Supported by The Estate of the late Shirley Miners

Chief investigators:  Dr Timothy Mercer

Institute:                     Garvan Institute of Medical Research
Project title:                Backwards splicing of cancer genes in blood
Disease focus:           Myelodysplasia (MDP) and chronic lymphocytic
             leukemia (CLL)
Funding:                     $86,58
Funding period:         2014

Sponsored by the Shirley Miners Bequest

Project summary 

A research team led by Dr Timothy Mercer, from the Garvan Institute of Medical Research, is using a new technology to take a closer look at the role of ‘splicing’ in myelodysplasia (MDP) and chronic lymphocytic leukemia (CLL).

Splicing is an important process that occurs in our cells to produce the proteins coded for by genes.

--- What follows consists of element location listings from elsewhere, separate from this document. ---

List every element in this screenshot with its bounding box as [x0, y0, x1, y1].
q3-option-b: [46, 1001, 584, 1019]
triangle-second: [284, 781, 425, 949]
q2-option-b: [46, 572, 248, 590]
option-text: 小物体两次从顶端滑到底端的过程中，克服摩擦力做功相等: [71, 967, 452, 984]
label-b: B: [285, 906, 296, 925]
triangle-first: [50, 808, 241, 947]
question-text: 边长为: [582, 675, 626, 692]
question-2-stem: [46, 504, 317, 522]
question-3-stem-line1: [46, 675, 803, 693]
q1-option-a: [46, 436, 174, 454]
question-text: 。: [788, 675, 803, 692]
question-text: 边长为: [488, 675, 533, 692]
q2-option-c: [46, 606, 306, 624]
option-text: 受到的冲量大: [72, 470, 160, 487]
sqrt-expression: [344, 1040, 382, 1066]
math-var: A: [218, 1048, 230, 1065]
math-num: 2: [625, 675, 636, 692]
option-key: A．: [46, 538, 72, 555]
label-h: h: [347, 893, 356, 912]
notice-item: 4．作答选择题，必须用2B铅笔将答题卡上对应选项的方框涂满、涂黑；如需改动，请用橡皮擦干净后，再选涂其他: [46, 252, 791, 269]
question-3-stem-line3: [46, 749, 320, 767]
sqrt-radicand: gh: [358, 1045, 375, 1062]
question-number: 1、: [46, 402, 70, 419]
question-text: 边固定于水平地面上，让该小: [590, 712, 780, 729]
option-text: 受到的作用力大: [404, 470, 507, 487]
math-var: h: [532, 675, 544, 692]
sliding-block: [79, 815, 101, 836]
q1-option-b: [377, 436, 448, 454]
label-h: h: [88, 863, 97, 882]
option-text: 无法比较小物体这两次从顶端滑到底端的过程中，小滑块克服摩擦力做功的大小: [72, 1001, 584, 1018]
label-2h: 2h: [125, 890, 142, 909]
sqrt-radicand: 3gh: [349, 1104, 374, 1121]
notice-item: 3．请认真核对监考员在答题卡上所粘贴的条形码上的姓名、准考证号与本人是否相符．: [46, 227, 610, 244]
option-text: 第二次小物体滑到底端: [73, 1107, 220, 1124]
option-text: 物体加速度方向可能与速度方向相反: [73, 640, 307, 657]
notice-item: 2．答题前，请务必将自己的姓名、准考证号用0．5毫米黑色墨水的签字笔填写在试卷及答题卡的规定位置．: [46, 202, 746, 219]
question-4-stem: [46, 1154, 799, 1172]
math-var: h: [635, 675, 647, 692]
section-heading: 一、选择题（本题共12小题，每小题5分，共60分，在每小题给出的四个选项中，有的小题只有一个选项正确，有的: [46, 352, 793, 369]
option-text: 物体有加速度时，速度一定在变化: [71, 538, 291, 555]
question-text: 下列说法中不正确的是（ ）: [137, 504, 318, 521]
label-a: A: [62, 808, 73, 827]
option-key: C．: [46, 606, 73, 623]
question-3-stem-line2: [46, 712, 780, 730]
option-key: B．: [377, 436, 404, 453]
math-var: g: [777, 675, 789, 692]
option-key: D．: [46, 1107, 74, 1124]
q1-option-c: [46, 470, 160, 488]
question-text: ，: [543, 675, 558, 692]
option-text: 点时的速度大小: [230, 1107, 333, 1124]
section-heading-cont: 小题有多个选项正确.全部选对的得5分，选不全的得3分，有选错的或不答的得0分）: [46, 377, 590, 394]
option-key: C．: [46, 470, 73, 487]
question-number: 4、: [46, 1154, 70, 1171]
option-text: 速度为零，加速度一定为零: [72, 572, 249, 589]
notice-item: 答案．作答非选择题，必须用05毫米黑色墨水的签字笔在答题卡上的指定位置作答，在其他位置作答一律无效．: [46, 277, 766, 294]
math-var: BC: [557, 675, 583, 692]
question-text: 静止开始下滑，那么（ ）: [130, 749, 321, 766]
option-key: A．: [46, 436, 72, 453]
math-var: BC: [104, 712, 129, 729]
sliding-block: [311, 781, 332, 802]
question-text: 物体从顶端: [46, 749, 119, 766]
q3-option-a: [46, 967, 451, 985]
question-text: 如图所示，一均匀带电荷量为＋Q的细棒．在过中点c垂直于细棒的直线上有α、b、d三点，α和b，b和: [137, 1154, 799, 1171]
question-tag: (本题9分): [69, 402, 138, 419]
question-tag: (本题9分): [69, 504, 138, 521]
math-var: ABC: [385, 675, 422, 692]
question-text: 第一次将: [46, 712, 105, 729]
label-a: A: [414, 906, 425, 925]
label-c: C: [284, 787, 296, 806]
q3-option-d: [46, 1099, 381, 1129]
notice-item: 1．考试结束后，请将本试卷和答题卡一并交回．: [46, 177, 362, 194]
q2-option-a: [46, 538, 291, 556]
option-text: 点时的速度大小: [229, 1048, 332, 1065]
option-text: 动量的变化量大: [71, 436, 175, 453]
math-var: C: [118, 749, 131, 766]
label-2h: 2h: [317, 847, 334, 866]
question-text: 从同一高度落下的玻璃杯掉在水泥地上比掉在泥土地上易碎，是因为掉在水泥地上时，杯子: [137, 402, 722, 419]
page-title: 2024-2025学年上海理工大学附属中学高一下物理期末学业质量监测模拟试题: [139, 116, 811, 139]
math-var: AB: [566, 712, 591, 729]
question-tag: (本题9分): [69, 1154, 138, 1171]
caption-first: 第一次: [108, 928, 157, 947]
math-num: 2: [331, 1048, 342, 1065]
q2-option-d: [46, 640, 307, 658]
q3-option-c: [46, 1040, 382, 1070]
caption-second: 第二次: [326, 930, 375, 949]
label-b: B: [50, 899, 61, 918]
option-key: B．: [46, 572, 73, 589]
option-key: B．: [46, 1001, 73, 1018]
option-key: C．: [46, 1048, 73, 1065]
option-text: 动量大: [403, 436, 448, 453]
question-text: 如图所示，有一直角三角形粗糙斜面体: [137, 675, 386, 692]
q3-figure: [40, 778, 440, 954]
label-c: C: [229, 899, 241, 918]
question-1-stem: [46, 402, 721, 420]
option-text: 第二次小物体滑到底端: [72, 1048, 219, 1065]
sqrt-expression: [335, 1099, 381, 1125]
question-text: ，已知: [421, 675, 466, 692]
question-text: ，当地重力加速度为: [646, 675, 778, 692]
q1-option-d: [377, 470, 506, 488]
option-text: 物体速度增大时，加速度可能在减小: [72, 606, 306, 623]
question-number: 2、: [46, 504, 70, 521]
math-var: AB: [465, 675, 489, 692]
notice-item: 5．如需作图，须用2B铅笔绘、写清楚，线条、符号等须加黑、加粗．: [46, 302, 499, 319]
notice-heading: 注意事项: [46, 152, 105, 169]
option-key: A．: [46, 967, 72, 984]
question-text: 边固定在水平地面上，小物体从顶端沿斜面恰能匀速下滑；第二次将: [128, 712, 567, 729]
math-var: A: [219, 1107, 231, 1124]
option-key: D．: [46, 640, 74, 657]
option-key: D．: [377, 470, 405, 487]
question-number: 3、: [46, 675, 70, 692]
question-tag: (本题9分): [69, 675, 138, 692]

Each human gene is made up of smaller parts known as introns and exons. Splicing cuts out the introns and stitches together different combinations of exons. By alternating the combination of exons that are spliced together, a single gene can encode for multiple protein products.

However, when gene splicing goes wrong it can lead to cancer. Sequencing the genomes of tumours in a wide range of cancers, in particular MDS and CLL, has shown that the cellular machinery responsible for gene splicing is often impacted by mutations.

According to Dr Mercer, researchers don’t understand how these mutations affect the splicing machinery and cause cancer.

“Myelodysplasia and chronic lymphocytic leukaemia often harbour mutations to the splicing machinery,” said Dr Mercer.

“In particular, a splicing gene called SF3B1 is the most commonly mutated gene in myelodysplasia and the second most frequently mutated gene in chronic lymphocytic leukemia.

“In preliminary research, we’ve found that splicing can proceed incorrectly backwards, building incomplete genes and tying the RNA into circular knots. Many of the genes that can be spliced backwards are critical for the cell, and involved in blood cancer development.”

Dr Mercer and his team are aiming to find whether mutations to the SF3B1 and the splicing machinery cause the backwards splicing of these genes, resulting in defective proteins that cause MDS and CLL.

If their theory is correct, it could result in an entirely new pathway by which cancer develops and is potentially common to many cancers.